We pull into a small lot that’s only got a handful of cars. I spot our destination tucked between a convenience store and a ramen shop: Espresso Train.
Inside, it’s a completely different atmosphere than Thanks-A-Latte. This isn’t a coffee shop where you order your shit and then get the fuck out. There are booths and couches instead of individual tables and loose chairs. Towards the back, there’s a curtain-closed stage with a mic and a stool out in front. A dry erase board rests beside the stage with half-faded words scribbled in black marker: “Poetry Slam Tonight featuring Nspyred.”
Heaven orders a chai latte and a ham and cheese panini. I decide to have a cappuccino and we both sit down at a couch booth.
“So w
hat exactly is this job all about?” I ask.
Heaven lays a manila folder down between us and puts an arm around the back of her seat. “To be blunt, I’m doing research, and I’m short on competent people. It’s a virtual reality simulator. Did Megumi say something already?”
"Not much. How virtual are we talking?”
Heaven takes her shades off. “It’s very similar. Raw chi energy can be manipulated into solid objects if it’s process in a spacial way, and as a result, we’re able to create spaces that aren’t much different than real life. Real spaces, Jun. As real as this coffee shop.” She opens the manila folder, revealing two photos. Both are the same shot of this parking lot.

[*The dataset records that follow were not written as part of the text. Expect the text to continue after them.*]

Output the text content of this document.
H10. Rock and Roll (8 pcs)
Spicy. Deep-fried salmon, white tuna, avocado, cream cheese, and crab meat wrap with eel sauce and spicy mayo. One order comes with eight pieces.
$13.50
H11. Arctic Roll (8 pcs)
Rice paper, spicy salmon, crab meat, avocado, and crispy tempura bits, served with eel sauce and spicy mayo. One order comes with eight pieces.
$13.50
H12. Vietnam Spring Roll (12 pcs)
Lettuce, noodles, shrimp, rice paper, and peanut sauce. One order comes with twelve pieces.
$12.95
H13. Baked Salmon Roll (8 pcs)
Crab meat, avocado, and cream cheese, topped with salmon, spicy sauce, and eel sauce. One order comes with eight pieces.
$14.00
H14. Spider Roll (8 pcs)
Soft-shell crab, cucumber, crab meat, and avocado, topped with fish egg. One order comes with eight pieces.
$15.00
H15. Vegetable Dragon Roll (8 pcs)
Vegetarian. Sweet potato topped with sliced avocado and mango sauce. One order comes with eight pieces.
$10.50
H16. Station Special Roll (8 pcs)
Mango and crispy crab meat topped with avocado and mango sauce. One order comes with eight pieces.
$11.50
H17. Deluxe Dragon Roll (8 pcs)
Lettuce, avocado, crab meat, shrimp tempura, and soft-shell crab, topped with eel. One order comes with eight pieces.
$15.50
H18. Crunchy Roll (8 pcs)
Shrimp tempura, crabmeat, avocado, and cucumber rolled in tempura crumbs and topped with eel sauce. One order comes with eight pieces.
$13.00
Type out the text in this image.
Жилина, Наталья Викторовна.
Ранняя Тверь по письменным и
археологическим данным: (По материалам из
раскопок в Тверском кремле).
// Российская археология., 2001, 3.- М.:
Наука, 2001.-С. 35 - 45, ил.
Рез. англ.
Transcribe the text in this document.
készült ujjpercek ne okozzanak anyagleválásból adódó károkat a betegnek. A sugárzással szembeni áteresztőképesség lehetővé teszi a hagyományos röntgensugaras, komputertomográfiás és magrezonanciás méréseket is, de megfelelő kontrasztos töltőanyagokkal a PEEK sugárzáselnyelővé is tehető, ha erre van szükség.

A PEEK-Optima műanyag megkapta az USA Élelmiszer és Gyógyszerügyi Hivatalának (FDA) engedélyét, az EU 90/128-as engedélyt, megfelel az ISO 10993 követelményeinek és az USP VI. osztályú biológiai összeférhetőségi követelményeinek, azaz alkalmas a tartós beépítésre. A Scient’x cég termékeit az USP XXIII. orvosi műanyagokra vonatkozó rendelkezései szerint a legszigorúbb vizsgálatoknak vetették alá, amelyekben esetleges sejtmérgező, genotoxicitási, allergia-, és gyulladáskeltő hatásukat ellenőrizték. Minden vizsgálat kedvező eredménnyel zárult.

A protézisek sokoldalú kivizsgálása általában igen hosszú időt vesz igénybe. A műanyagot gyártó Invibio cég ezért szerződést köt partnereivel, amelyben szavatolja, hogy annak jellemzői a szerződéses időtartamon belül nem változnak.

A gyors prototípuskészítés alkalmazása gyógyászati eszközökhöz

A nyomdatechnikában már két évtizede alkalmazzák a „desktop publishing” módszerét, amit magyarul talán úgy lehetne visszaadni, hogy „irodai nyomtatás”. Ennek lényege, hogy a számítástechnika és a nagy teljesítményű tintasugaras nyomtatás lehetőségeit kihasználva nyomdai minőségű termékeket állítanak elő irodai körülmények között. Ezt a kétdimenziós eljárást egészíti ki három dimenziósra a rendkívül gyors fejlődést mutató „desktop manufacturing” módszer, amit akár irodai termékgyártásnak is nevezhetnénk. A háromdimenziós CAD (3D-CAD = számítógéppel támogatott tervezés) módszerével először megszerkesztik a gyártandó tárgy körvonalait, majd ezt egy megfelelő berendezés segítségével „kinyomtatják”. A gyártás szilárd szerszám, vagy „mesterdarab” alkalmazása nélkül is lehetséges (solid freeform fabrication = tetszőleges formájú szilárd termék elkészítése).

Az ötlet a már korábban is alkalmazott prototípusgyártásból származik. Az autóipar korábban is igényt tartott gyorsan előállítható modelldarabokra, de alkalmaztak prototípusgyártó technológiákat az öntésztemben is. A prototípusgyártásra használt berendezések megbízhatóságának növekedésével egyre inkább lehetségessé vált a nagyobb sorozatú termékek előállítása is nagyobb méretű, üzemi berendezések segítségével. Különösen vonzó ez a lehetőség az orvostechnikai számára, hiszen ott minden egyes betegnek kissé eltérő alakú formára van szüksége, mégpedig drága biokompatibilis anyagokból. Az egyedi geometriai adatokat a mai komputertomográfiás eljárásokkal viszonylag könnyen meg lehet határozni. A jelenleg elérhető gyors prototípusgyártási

"Umm… this is the parking lot?"
Heaven nods. "Correct. But one of them is a projected version of this parking lot."
My eyes widen. “But they look the same!”
"Exactly."
Peering at one, then switching to the next photo, I ask, "Are they safe for people?"
“At the moment, mechs from PoleControl are the only things getting put in. But it's safe for anyone. And that’s where you come in. Our five-man, beta team needs one last member.”
So that was what the screen at PoleControl was all about then? “Is there some kind of requirement?"
“There’s a background check, a drug test, and a physical diagnostic exam. There’s usually a written and a game exam, but you've already proved that you know your way around video games," Heaven says. "But I will say that, it's a lot of exercise so be warned. It's required that everyone work with our personal trainers to build up stamina."
"Huh..." I fold my arms. "It's all physical then?"
“For the most part. Some days you might critique gameplay from other players, others you might get to play Lords of Earth or something, but we try to keep that to a minimum.”
“And how about the hours?”
“Monday to Friday. Nine to five but with lots of breaks after exercise blocks.”
“And this is all at Tokaido Research Institute?”
“Correct.” Before I can open my mouth, she goes on. “The pay is probably five or six times more than what you make at Thanks-A-Latte and you could carpool with me like Megumi used to do sometimes, so that’ll save you gas. So what do you say?”